Winds of Change posted an article about the death of France andI came across a fascinating comment about British, Spanish and French colonies. I must say that I'm becoming fed up with patronizing attitude that the Francophones, in particular, are lousy entrepreneurs; they aren't. It's just that the culture has never been enthusiastic about entrepreneurial capitalism. Some of that attitude comes from viewing the experiences of the British Industrial revolution as well as theirs.
One of the most irritating characteristics of the Anglophones is their triumphalism about their variant of capitalism forgetting that in its early days, it was quite brutal and callous particularly with respect to the workers. One example were the Poor Laws. For reasons, I've never quite grasped, there was a strong shrillness by the industralists who constantly hectored the poor for being moral degenerate and losers. No better way to humilate them than to stick them in the workhouse. Of course, the early industralist totally forgot that most of the poor weren't lazy or losers but rural inhabitants who were kicked off their lands and had nothing but their labour to sell.

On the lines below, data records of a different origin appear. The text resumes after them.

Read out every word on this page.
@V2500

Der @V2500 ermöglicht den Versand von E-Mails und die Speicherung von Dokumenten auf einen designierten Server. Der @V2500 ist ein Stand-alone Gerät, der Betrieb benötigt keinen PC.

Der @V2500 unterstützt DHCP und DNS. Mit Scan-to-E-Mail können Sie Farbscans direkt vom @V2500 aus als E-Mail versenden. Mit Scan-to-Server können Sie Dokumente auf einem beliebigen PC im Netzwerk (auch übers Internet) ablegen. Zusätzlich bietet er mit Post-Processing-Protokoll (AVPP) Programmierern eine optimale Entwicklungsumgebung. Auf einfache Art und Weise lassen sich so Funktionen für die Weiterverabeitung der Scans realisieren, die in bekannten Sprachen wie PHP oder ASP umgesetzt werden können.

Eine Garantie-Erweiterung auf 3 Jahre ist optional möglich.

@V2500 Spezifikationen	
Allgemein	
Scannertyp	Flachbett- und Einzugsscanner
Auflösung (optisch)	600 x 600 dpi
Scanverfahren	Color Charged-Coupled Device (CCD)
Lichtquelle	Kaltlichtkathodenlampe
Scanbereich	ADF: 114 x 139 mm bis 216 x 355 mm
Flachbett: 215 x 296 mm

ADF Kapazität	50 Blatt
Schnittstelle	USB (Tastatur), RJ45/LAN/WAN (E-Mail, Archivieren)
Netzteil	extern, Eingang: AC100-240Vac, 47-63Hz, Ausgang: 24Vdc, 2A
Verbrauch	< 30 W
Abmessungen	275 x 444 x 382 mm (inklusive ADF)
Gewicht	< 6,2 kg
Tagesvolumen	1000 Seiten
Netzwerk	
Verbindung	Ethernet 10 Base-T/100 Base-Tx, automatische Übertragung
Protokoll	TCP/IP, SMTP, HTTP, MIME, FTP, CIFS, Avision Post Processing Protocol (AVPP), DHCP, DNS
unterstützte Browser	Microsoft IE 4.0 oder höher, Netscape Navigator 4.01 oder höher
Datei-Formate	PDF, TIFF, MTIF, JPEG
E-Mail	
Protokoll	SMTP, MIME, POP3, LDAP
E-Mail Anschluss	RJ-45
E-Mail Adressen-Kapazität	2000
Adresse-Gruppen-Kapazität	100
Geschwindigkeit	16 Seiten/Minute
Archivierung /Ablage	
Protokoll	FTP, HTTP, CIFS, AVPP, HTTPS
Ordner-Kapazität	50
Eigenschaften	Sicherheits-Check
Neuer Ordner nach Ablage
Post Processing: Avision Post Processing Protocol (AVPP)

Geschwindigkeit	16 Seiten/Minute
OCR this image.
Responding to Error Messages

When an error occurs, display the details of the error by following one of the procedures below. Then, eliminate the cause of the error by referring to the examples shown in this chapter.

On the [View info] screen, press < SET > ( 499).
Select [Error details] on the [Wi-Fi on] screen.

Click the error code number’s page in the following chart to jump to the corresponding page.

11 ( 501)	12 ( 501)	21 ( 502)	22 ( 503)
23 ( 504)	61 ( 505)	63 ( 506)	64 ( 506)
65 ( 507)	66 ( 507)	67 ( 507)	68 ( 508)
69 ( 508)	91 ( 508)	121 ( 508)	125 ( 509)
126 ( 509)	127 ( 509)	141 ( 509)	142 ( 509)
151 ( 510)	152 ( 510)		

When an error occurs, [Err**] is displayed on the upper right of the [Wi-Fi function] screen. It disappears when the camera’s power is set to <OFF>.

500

England was luckier than most European countries because the former's society was relatively mobile and had escape valves. Those that really wanted a fresh start or were really entrepreneurial could always head off to one of the far off colonies like India or Africa, live there for some time to make a fortune and then come back. The hard core riff raff was sometimes shipped off to Australia not allowed to come back.
Europe, by contrast, has always been less societically mobile and has always been conflicted about entrepreneuralism. Europeans are as entrepreneural as the Anglosphere; however, the former have never been as awed by freewheeling, winner take all type capitalism that captivates Anglophones. The Europeans have always decried that form of capitalism as 'savage', 'jungle', 'neo-liberal.' and have opted for a more controlled type of market economy. The fact that it's not as productive or dynamic from a productive point of view is secondary; what matters is that the society is sufficently assuaged that the market forces have been tamed.
When industralization occured in Europe, there were a whole host of factors which intensitifed the process. Unlike in England where societal reform or changes preceded productive transformation; in Europe, everything was simultaneous: the reformers had to enact social reforms while encouraging the conditions for industrialization; fighting the vested interests of the old order; mollifying the intensity of the disputes between the workers and the industralists. Most of the time they failed; or alternatively, the reformers unleashed a redoubled force that they so feared.
It's rather easy to sneer at the Europeans and the French in particular. Yet Anglophones often overlook that in the years prior to the French revolution, France and England were neck in neck. If it hadn't been for the Revolution and the Napopelonic wars, there's a strong possibility that France would've leaped frog ahead. Further, it's often forgotten that in it's own peculair way, the Revolution and the Napeleonic wars were the French Liberal revolution exported to Europe by the bayonets of the Grand Armée. Napeleon and his bureaucrats attempted to transform the European Ancien régimes through liberalism but in the typically European fashion from the top down. So Europe was indeed transformed but the resulting trauma made the continent quite ambivalent towards modern society. The conflicts between the liberals and the conservatives; labour and the industrialists is testimony to that deep-seated ambivalence towards capitalism and entrepreneurialism.